Recently we have been running real time quizzes on the platform and we started getting this error:
[1-1] db=moodledb,user=postgres FATAL: remaining connection slots are reserved for non-replication superuser connections"
I noticed that our maximum database connections had exceeded the Cloud SQL default of 600. That was time to put the app into maintenance mode. After some digging, I realized that the quiz (100 questions, 10 pages, 10 questions per page) was accommodating 600 students concurrently. They all logged into the system at the same time, essentially leading it to crash. The spike went from 43 connections to the 600 in a matter of seconds.
As we still have more exams to go, with the largest quiz having a maximum 867 students, I am well aware that I need to prepare for this. We have already discussed the possibility of spreading out the quiz start times so that we have less load at the time the quiz starts but I need to be ready for anything as I need to save face.
Therefore, a lot of forums pointed to pgBouncer to manage connection pooling given the nature of how PostgreSQL spawns new connections. I went ahead to setup an instance in between Moodle and PostgreSQL. After a few tests and configuration tests, I was able to stop the max_connections
error above, but pgBouncer gave me a new set of issues. Below is an extract of some of the important settings from my ini
file:
;; When server connection is released back to pool:
;; session - after client disconnects (default)
;; transaction - after transaction finishes
;; statement - after statement finishes
pool_mode = session
;; Total number of clients that can connect
;; We don't expect more than this number at any one time
max_client_conn = 5000
;; Default pool size. 20 is good number when transaction pooling
;; is in use, in session pooling it needs to be the number of
;; max clients you want to handle at any moment
;; And since Moodle LMS uses session as the pool type
;; I thought this value is the same as the postgresql max_connections
default_pool_size = 600
;; Minimum number of server connections to keep in pool.
;min_pool_size = 0
; how many additional connection to allow in case of trouble
;reserve_pool_size = 0
;; If a clients needs to wait more than this many seconds, use reserve
;; pool.
;reserve_pool_timeout = 5
;; How many total connections to a single database to allow from all
;; pools
;max_db_connections = 0
;max_user_connections = 0
;; If off, then server connections are reused in LIFO manner
;server_round_robin = 0
With this configuration, I get another set of errors below:
ERROR accept() failed: Too many open files
closing because: client close request (age=160s)
closing because: client close request (age=90s)
WARNING C-0x55c61cc57780: (nodb)/(nouser)...pooler error: no more connections allowed (max_client_conn)
closing because: no more connections allowed (max_client_conn) (age=0s)

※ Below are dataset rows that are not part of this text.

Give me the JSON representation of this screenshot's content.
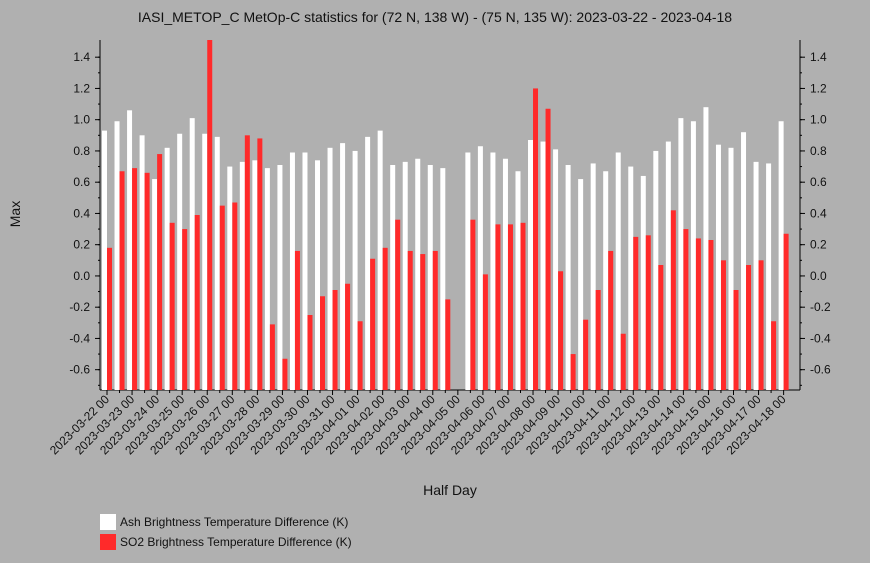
{
  "chart_data": {
    "type": "bar",
    "title": "IASI_METOP_C MetOp-C statistics for (72 N, 138 W) - (75 N, 135 W): 2023-03-22 - 2023-04-18",
    "xlabel": "Half Day",
    "ylabel": "Max",
    "ylim": [
      -0.73,
      1.51
    ],
    "yticks": [
      -0.6,
      -0.4,
      -0.2,
      0.0,
      0.2,
      0.4,
      0.6,
      0.8,
      1.0,
      1.2,
      1.4
    ],
    "categories": [
      "2023-03-22 00",
      "2023-03-22 12",
      "2023-03-23 00",
      "2023-03-23 12",
      "2023-03-24 00",
      "2023-03-24 12",
      "2023-03-25 00",
      "2023-03-25 12",
      "2023-03-26 00",
      "2023-03-26 12",
      "2023-03-27 00",
      "2023-03-27 12",
      "2023-03-28 00",
      "2023-03-28 12",
      "2023-03-29 00",
      "2023-03-29 12",
      "2023-03-30 00",
      "2023-03-30 12",
      "2023-03-31 00",
      "2023-03-31 12",
      "2023-04-01 00",
      "2023-04-01 12",
      "2023-04-02 00",
      "2023-04-02 12",
      "2023-04-03 00",
      "2023-04-03 12",
      "2023-04-04 00",
      "2023-04-04 12",
      "2023-04-05 00",
      "2023-04-05 12",
      "2023-04-06 00",
      "2023-04-06 12",
      "2023-04-07 00",
      "2023-04-07 12",
      "2023-04-08 00",
      "2023-04-08 12",
      "2023-04-09 00",
      "2023-04-09 12",
      "2023-04-10 00",
      "2023-04-10 12",
      "2023-04-11 00",
      "2023-04-11 12",
      "2023-04-12 00",
      "2023-04-12 12",
      "2023-04-13 00",
      "2023-04-13 12",
      "2023-04-14 00",
      "2023-04-14 12",
      "2023-04-15 00",
      "2023-04-15 12",
      "2023-04-16 00",
      "2023-04-16 12",
      "2023-04-17 00",
      "2023-04-17 12",
      "2023-04-18 00"
    ],
    "tick_labels": [
      "2023-03-22 00",
      "2023-03-23 00",
      "2023-03-24 00",
      "2023-03-25 00",
      "2023-03-26 00",
      "2023-03-27 00",
      "2023-03-28 00",
      "2023-03-29 00",
      "2023-03-30 00",
      "2023-03-31 00",
      "2023-04-01 00",
      "2023-04-02 00",
      "2023-04-03 00",
      "2023-04-04 00",
      "2023-04-05 00",
      "2023-04-06 00",
      "2023-04-07 00",
      "2023-04-08 00",
      "2023-04-09 00",
      "2023-04-10 00",
      "2023-04-11 00",
      "2023-04-12 00",
      "2023-04-13 00",
      "2023-04-14 00",
      "2023-04-15 00",
      "2023-04-16 00",
      "2023-04-17 00",
      "2023-04-18 00"
    ],
    "series": [
      {
        "name": "Ash Brightness Temperature Difference (K)",
        "color": "#ffffff",
        "values": [
          0.93,
          0.99,
          1.06,
          0.9,
          0.62,
          0.82,
          0.91,
          1.01,
          0.91,
          0.89,
          0.7,
          0.73,
          0.74,
          0.69,
          0.71,
          0.79,
          0.79,
          0.74,
          0.82,
          0.85,
          0.8,
          0.89,
          0.93,
          0.71,
          0.73,
          0.75,
          0.71,
          0.69,
          null,
          0.79,
          0.83,
          0.79,
          0.75,
          0.67,
          0.87,
          0.86,
          0.81,
          0.71,
          0.62,
          0.72,
          0.67,
          0.79,
          0.7,
          0.64,
          0.8,
          0.86,
          1.01,
          0.99,
          1.08,
          0.84,
          0.82,
          0.92,
          0.73,
          0.72,
          0.99
        ]
      },
      {
        "name": "SO2 Brightness Temperature Difference (K)",
        "color": "#ff2a2a",
        "values": [
          0.18,
          0.67,
          0.69,
          0.66,
          0.78,
          0.34,
          0.3,
          0.39,
          1.51,
          0.45,
          0.47,
          0.9,
          0.88,
          -0.31,
          -0.53,
          0.16,
          -0.25,
          -0.13,
          -0.09,
          -0.05,
          -0.29,
          0.11,
          0.18,
          0.36,
          0.16,
          0.14,
          0.16,
          -0.15,
          null,
          0.36,
          0.01,
          0.33,
          0.33,
          0.34,
          1.2,
          1.07,
          0.03,
          -0.5,
          -0.28,
          -0.09,
          0.16,
          -0.37,
          0.25,
          0.26,
          0.07,
          0.42,
          0.3,
          0.24,
          0.23,
          0.1,
          -0.09,
          0.07,
          0.1,
          -0.29,
          0.27
        ]
      }
    ],
    "grid": false,
    "legend_position": "bottom-left"
  }
}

Those errors fill up the logs. So here is the question. Unfortunately I am quite new to database administration but I can easily find my way around. Is there anything I need to look at in my configuration that can make things run a little more smoother? Do I need to increase any resources like the Database specs? Is there a formula for coming up with those configuration values for pgBouncer? I would appreciate any help and direction in getting this sorted. Thank you!